L’État haïtien choisit de miser sur l’école publique là où elle fait souvent le plus défaut. À travers une circulaire officielle datée du 24 juillet 2026, le ministère de l’Éducation nationale et de la Formation professionnelle (MENFP) officialise l’ouverture de sept lycées nationaux dans les départements du Sud, du Centre, du Nord-Ouest et de la Grand’Anse.
L’annonce s’inscrit dans le cadre de la réforme engagée par le ministère et s’appuie sur les textes fondateurs de l’administration éducative haïtienne. Au-delà de l’aspect administratif, le message est clair : élargir l’accès au secondaire public dans des communes où les familles sont souvent contraintes d’envoyer leurs enfants à plusieurs kilomètres pour poursuivre leur scolarité.
Sept établissements pour renforcer le maillage territorial
La circulaire concerne les établissements suivants :
- Lycée National de Despas (Sud) ;
- Lycée National de Baptiste (Centre) ;
- Lycée National de Croix-Fer (Centre) ;
- Lycée National de Mare-Savon (Nord-Ouest) ;
- Lycée National de Dos-d’Âne (Nord-Ouest) ;
- Lycée National de Poste-Metier (Nord-Ouest) ;
- Lycée National du Duquillon (Grand’Anse).
Selon le MENFP, cette mesure vise à augmenter l’offre scolaire locale et à offrir davantage d’opportunités académiques aux enfants, adolescents et jeunes vivant dans ces communes.
Une réforme qui sera jugée sur le terrain
Sur le papier, la décision constitue un signal positif pour l’école publique.
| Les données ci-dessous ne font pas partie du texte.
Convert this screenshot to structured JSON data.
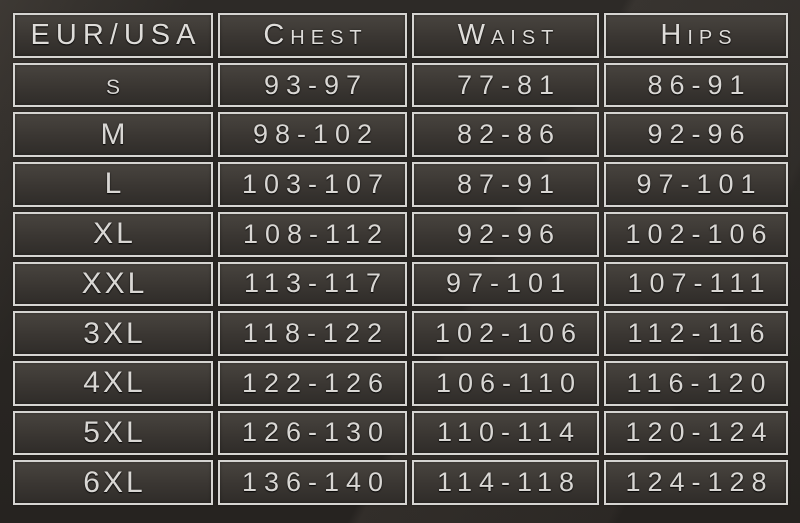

Dans un contexte où l’accès à l’éducation demeure profondément inégal selon les régions, l’ouverture de nouveaux lycées représente une avancée susceptible de limiter les abandons scolaires et les déplacements coûteux imposés aux familles.
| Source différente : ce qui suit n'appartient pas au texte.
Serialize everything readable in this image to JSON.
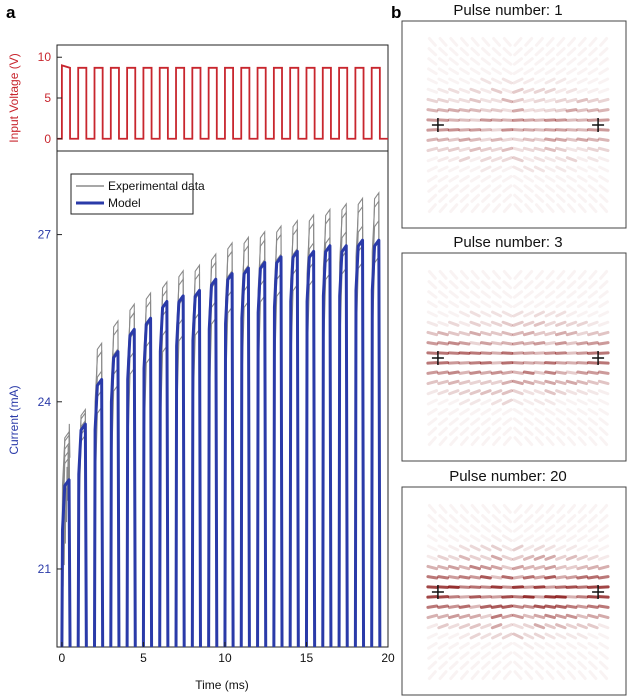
{
  "panel_labels": {
    "a": "a",
    "b": "b"
  },
  "colors": {
    "voltage": "#c8262e",
    "model": "#2a3aa8",
    "experimental": "#8a8a8a",
    "heat": "#8b1a1a"
  },
  "chart_data": [
    {
      "type": "line",
      "panel": "a-top",
      "ylabel": "Input Voltage (V)",
      "xlim": [
        -0.3,
        20
      ],
      "ylim": [
        -1.5,
        11.5
      ],
      "yticks": [
        0,
        5,
        10
      ],
      "ytick_labels": [
        "0",
        "5",
        "10"
      ],
      "pulse_count": 20,
      "period_ms": 1.0,
      "duty_cycle": 0.5,
      "high_level_v": 8.7,
      "first_high_v": 9.0,
      "low_level_v": 0
    },
    {
      "type": "line",
      "panel": "a-bottom",
      "xlabel": "Time (ms)",
      "ylabel": "Current (mA)",
      "xlim": [
        -0.3,
        20
      ],
      "ylim": [
        19.6,
        28.5
      ],
      "xticks": [
        0,
        5,
        10,
        15,
        20
      ],
      "xtick_labels": [
        "0",
        "5",
        "10",
        "15",
        "20"
      ],
      "yticks": [
        21,
        24,
        27
      ],
      "ytick_labels": [
        "21",
        "24",
        "27"
      ],
      "legend": {
        "position": "top-left",
        "entries": [
          "Experimental data",
          "Model"
        ]
      },
      "series": [
        {
          "name": "Experimental data",
          "pulse_starts_ms": [
            0,
            1,
            2,
            3,
            4,
            5,
            6,
            7,
            8,
            9,
            10,
            11,
            12,
            13,
            14,
            15,
            16,
            17,
            18,
            19
          ],
          "peak_current_ma": [
            23.4,
            23.8,
            24.9,
            25.3,
            25.6,
            25.8,
            26.0,
            26.2,
            26.3,
            26.5,
            26.7,
            26.8,
            26.9,
            27.0,
            27.1,
            27.2,
            27.3,
            27.4,
            27.5,
            27.6
          ],
          "baseline_current_ma": 19.6
        },
        {
          "name": "Model",
          "pulse_starts_ms": [
            0,
            1,
            2,
            3,
            4,
            5,
            6,
            7,
            8,
            9,
            10,
            11,
            12,
            13,
            14,
            15,
            16,
            17,
            18,
            19
          ],
          "peak_current_ma": [
            22.6,
            23.6,
            24.4,
            24.9,
            25.3,
            25.5,
            25.8,
            25.9,
            26.0,
            26.2,
            26.3,
            26.4,
            26.5,
            26.6,
            26.7,
            26.7,
            26.8,
            26.8,
            26.9,
            26.9
          ],
          "baseline_current_ma": 19.6
        }
      ]
    },
    {
      "type": "heatmap",
      "panel": "b",
      "maps": [
        {
          "title": "Pulse number: 1",
          "intensity": 0.55
        },
        {
          "title": "Pulse number: 3",
          "intensity": 0.75
        },
        {
          "title": "Pulse number: 20",
          "intensity": 1.0
        }
      ]
    }
  ]
}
Mais comme souvent en Haïti, la réussite d’une telle initiative dépendra moins de la publication d’une circulaire que de sa traduction concrète : disponibilité des enseignants, affectation du personnel administratif, équipements pédagogiques, financement du fonctionnement des établissements et sécurisation des infrastructures.
Car un lycée ne se résume pas à un arrêté ministériel. Il vit grâce à ses salles de classe, ses professeurs, ses élèves et aux moyens que l’État accepte durablement d’y consacrer.
Le pari de Vijonet DÉMÉRO
Depuis son arrivée à la tête du MENFP, le ministre Vijonet DÉMÉRO multiplie les mesures destinées à moderniser l’administration éducative : simplification des procédures de délivrance des diplômes, numérisation de plusieurs services, amélioration de l’organisation des examens officiels et désormais extension du réseau des lycées nationaux.
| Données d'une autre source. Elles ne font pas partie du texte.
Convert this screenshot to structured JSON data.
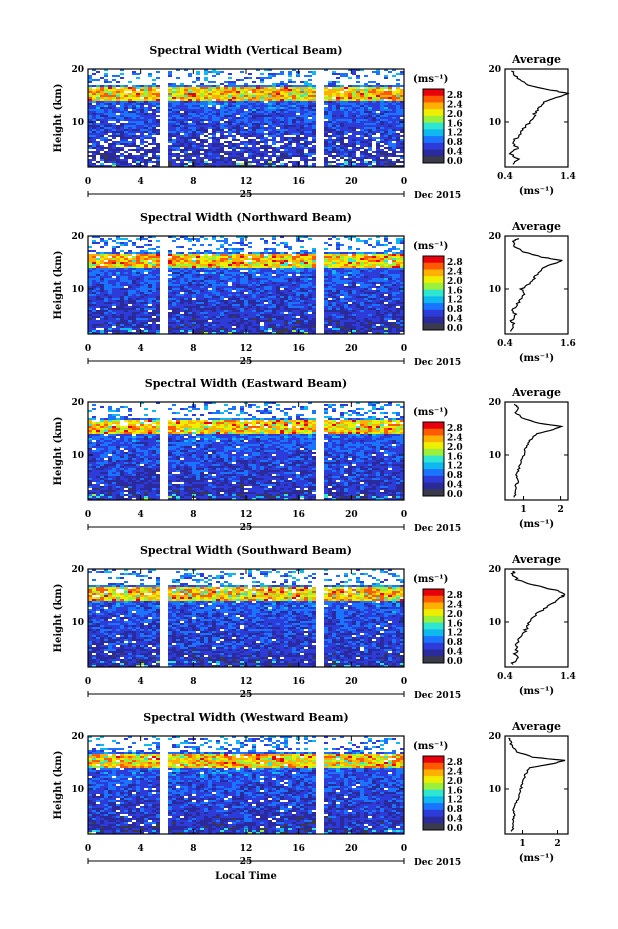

Avec cette nouvelle étape, le ministère affiche une ambition : faire de l’école publique un véritable outil d’aménagement du territoire. Reste désormais à démontrer que cette volonté politique pourra résister aux contraintes budgétaires, logistiques et sécuritaires qui continuent de peser sur le système éducatif haïtien.
Pour les habitants des communes concernées, l’ouverture de ces sept lycées constitue en tout cas une attente forte : celle de voir enfin l’école publique s’installer durablement au plus près des élèves.